Glenn Frey joined Seger on background harmony vocals on the song. The song spent four weeks at number two on the Billboard Hot 100 pop singles chart and topped the adult contemporary chart. The song went to number 15 on the country chart in early 1983, marking Seger's only top 40 entry on that chart.

==Critical reception==
Billboard magazine reviewed the song favorably, saying that Seger's "trademark acoustic guitar sets the tone, followed by an easygoing vocal and loping rhythm." Cash Box said that "fans of Bob Seger's ballad side...will unquestionably take delight in this mostly-acoustic country/pop Rodney Crowell tune" since Seger "makes it his own." Kerrang! said, "This track is really the pits. Deadly dull. Sounds like he's had to resort to re-writing his back catalogue with all the style and grave of a sausage factory."
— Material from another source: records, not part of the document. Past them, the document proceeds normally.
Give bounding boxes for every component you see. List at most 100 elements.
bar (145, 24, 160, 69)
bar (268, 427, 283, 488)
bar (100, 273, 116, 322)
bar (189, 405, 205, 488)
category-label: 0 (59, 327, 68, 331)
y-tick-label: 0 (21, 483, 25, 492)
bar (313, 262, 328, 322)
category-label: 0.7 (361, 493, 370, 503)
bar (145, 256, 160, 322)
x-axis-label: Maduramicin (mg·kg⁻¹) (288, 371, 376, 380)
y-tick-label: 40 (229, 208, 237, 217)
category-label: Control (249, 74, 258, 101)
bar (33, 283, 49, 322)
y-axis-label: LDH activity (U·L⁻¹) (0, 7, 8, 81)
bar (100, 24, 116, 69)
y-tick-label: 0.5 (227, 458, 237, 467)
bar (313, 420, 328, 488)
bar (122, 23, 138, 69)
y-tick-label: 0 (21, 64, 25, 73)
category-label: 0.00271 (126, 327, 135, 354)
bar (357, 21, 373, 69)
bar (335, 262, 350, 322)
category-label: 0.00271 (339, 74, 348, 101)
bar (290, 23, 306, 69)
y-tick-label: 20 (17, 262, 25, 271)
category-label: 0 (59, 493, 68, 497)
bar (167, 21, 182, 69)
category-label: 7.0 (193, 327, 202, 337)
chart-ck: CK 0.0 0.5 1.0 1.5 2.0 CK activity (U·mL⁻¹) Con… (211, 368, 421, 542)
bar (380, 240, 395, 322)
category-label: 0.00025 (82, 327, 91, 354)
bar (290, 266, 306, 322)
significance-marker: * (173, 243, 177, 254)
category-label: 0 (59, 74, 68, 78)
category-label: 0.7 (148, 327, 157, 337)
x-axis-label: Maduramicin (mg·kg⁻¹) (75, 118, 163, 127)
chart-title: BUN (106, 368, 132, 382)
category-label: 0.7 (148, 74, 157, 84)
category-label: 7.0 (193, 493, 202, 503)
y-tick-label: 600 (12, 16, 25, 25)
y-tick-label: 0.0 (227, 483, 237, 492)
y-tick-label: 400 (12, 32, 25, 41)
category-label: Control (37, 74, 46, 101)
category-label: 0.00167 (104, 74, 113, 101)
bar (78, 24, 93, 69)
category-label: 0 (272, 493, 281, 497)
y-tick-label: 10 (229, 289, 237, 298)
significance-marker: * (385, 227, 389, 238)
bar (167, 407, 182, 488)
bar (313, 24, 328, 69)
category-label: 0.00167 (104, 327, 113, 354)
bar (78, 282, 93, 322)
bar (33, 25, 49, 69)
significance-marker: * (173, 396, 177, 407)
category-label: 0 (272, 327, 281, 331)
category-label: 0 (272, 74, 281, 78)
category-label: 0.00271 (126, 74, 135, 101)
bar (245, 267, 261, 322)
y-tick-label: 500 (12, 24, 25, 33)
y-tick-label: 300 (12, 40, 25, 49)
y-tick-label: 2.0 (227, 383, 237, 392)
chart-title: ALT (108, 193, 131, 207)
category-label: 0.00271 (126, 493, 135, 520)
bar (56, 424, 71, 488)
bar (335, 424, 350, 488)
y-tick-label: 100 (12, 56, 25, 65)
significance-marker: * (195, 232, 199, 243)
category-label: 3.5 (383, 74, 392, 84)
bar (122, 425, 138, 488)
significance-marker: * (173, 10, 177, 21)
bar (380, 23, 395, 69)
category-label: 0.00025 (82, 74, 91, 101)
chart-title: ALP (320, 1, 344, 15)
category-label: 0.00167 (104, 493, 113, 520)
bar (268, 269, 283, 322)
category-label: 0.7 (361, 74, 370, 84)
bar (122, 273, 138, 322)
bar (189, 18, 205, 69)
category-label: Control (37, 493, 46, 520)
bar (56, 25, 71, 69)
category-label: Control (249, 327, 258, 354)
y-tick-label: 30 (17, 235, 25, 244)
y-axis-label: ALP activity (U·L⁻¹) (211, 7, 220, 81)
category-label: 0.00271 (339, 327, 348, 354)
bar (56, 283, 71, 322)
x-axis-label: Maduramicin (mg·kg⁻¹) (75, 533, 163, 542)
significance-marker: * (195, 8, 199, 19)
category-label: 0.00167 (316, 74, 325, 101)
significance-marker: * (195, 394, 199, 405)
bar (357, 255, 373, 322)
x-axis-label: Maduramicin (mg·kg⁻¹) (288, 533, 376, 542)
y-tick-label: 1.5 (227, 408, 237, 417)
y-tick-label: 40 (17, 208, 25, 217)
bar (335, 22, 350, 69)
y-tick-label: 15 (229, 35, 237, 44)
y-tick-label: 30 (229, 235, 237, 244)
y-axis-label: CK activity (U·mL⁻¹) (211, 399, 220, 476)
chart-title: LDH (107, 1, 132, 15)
Classic Rock History critic Janey Roberts rated it as Seger's 15th best song.

==Bob Seger's comments==
Speaking with Creem in 1983, Seger said: "It's more like a western song — a cowboy song — than it is a country & western song. And the track is flawless, the best and tightest track on the album. We cut it in like two hours, and everyone decided it was the miracle track. But then we had to decide whether to use it or not because The Distance was going to be a real rock album. I purposely didn't write any medium-tempo songs for this one because I wanted it to be hard rocking with a few ballads for pacing. But we figured we'd throw it on and see what happened. The next thing we know, the Capitol guys are saying, 'That's the single!' (laughs) Fine! Whatever it takes! So thank you, Rodney. It's a great song, and I'm beholden to the lad for writing it."

==Personnel==
Credits are adapted from the liner notes of Seger's 2003 Greatest Hits 2 compilation.

- Bob Seger – lead vocals, harmony vocals

The Silver Bullet Band
- Chris Campbell – bass
- Craig Frost – organ

Additional musicians
- Drew Abbott – guitar
- Laura Creamer – background vocals
- Glenn Frey – harmony vocals
- Bobbye Hall – percussion
- Russ Kunkel – drums
- Shaun Murphy – background vocals
- Bill Payne – piano
- Joan Sliwin – background vocals
- Waddy Wachtel – guitar

Production
- Jimmy Iovine – producer

==Chart performance==

| Chart (1982–1983) | Peak position |
|---|---|
| Australia (Kent Music Report) | 38 |
| Canadian RPM Top Singles | 8 |
| Canadian RPM Adult Contemporary | 1 |
| Canadian RPM Country Tracks | 10 |
| French Singles Chart | 58 |
| German Singles Chart | 50 |
| New Zealand Singles Chart | 24 |
| South African Singles Chart | 15 |
| Spanish Singles Chart | 27 |
| US Billboard Hot 100 | 2 |
| US Adult Contemporary (Billboard) | 1 |
| US Hot Country Songs (Billboard) | 15 |

| Year-end chart (1983) | Rank |
|---|---|
| Canada Top Singles (RPM) | 63 |
| US Top Pop Singles (Billboard) | 14 |

==Cover versions==
- Mac Davis covered the song for his 1982 album Forty 82.
- Karen Brooks covered the song for her 1982 album Walk On.
- Tanya Tucker covered the song for her 1983 album Changes.
- Willie Nelson covered the song for his 2025 album Oh What a Beautiful World.